5 As opposed to bios (life of humans as organised in a socially constructed society), zoe is the life of all living beings (human and non-human) as vital and self-organising matter (Braidotti 2019, 10). Zoe decentres the human by removing it from its ontological pedestal and placing it on an immanent plane with technology, animals, and all other non-humans (Braidotti 2019, 158).
6 This includes an assemblage of material things such as data/WiFi, the Internet of Things, technological devices such as computers, electricity, space (physical distancing), access to educational supplies (paper, pen and books), nutrition (some teachers and learners receive food and water at school), social well-being (such as care), and physical safety from things such as domestic abuse, to name but a few.
7 The "Tylerian mould" refers to all curriculum approaches that are variants of Tyler's (1949) curriculum rationale.

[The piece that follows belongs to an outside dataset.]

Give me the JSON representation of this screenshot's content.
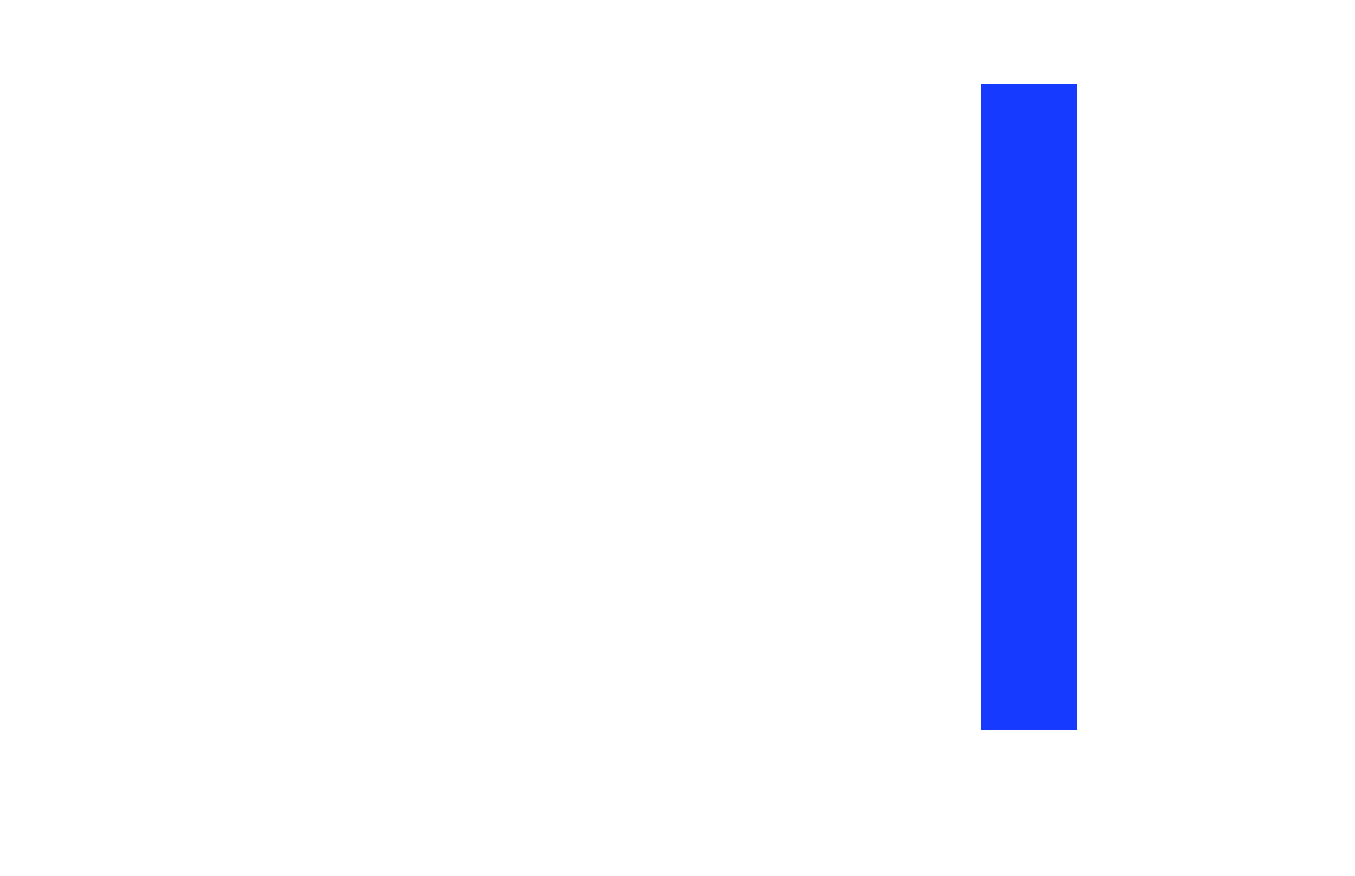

8 This notion of ubuntu aligns with the holistic/monistic cosmologies of many Africans living in Africa south of the Sahara. The extent to which such cosmologies align with Spinozist monism might be contested. However, the authors of this article hold that ubuntu does not have fixity and denies human exceptionalism, so the notion of ubuntu presented in the article is attuned to Spinozist monism.
9 The agential capacity of land does not pre-exist intra-actions with human and non-human materials but is a product of such intra-actions.
10 As Barad (2007, 428) writes, "antihumanism has been used by some poststructuralists who nonetheless take the boundary between nature and culture, the human and the nonhuman, to be a given".